The reward system needs to become more fluid and consider the workspaces and working environments we are currently in. Is ‘travel allowance’ or ‘company car’ still a required and valid part of remuneration? Could this be changed up for wellbeing related rewards, e.g., massage, wellbeing session or self-development ‘on us’? Perhaps a weekend away in the countryside once a month to change up the environment and reconnect would do miracles for your employees? Granted, some of these might currently not be accessible due to pandemic restrictions, however, once we’ve found our peace with it and learned to integrate it in our daily lives, what will really matter to people?

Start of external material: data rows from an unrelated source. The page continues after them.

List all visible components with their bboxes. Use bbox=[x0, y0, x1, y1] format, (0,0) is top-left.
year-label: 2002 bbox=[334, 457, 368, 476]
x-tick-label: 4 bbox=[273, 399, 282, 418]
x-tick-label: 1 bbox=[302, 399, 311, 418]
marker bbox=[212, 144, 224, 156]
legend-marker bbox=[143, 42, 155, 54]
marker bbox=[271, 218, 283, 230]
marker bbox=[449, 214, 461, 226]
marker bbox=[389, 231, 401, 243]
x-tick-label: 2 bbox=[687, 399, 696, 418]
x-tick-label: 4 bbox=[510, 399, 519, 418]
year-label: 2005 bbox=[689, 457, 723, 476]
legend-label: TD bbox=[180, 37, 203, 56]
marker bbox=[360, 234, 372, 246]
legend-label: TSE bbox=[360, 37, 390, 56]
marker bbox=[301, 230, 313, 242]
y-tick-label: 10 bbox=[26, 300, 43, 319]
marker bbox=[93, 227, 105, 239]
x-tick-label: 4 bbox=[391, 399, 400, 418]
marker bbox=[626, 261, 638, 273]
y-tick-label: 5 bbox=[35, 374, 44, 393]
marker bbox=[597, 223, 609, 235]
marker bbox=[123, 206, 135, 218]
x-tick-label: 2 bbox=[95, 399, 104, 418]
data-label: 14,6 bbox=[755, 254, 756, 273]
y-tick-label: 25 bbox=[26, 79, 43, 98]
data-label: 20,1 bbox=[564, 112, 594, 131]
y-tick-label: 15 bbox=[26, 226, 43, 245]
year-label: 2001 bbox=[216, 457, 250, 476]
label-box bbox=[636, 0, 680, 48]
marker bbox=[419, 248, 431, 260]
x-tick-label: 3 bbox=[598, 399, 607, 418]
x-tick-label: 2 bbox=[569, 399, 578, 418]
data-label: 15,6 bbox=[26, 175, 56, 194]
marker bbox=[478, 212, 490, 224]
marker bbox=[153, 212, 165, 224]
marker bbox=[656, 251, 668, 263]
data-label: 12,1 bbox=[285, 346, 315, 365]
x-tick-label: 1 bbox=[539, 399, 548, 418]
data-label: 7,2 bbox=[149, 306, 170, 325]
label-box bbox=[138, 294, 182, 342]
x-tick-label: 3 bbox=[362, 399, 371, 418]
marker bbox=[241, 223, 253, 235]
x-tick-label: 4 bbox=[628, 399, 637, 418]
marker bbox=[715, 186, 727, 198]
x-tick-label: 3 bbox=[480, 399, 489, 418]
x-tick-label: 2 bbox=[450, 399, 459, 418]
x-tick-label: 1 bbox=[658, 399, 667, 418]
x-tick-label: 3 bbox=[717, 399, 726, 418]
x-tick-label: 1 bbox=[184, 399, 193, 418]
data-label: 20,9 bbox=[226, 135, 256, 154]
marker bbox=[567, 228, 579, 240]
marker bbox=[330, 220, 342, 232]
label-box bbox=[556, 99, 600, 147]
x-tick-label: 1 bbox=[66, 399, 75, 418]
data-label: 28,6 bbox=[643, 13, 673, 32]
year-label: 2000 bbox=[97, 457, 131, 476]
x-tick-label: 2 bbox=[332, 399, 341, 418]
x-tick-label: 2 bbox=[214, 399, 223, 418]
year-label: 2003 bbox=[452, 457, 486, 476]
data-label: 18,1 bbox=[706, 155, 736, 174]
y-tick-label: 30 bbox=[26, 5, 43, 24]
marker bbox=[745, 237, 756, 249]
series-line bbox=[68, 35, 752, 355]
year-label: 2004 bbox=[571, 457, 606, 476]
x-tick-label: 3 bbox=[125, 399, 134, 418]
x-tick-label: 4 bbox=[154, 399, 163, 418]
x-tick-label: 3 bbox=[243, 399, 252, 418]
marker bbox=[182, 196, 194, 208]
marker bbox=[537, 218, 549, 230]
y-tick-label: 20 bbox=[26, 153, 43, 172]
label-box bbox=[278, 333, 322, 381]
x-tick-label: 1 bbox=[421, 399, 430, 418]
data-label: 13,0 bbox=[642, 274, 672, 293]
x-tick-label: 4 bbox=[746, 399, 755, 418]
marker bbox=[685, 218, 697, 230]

Also, how transparent and open are you with your employees? Do you, for instance, have salary transparency, or is this not possible because EVERYONE KNOWS that the person sat next to me doing the same job is getting paid more than me? There is no need to be a great negotiator to get paid what you’re worth. Are you showing people you value them and are paying them appropriately from the offset?
In conclusion
Now is crucial time to think about these things, as we are building new working culture, habits and processes from scratch. At the moment we have all gone from one extreme, of doing most to all work from the office, to the other, of doing all of it from home. There is no flexibility and very little boundaries. We have simply brought work home and are simulating the office way of working. This is NOT it, and we have not yet ARRIVED. These, however, are good starting points for your thinking.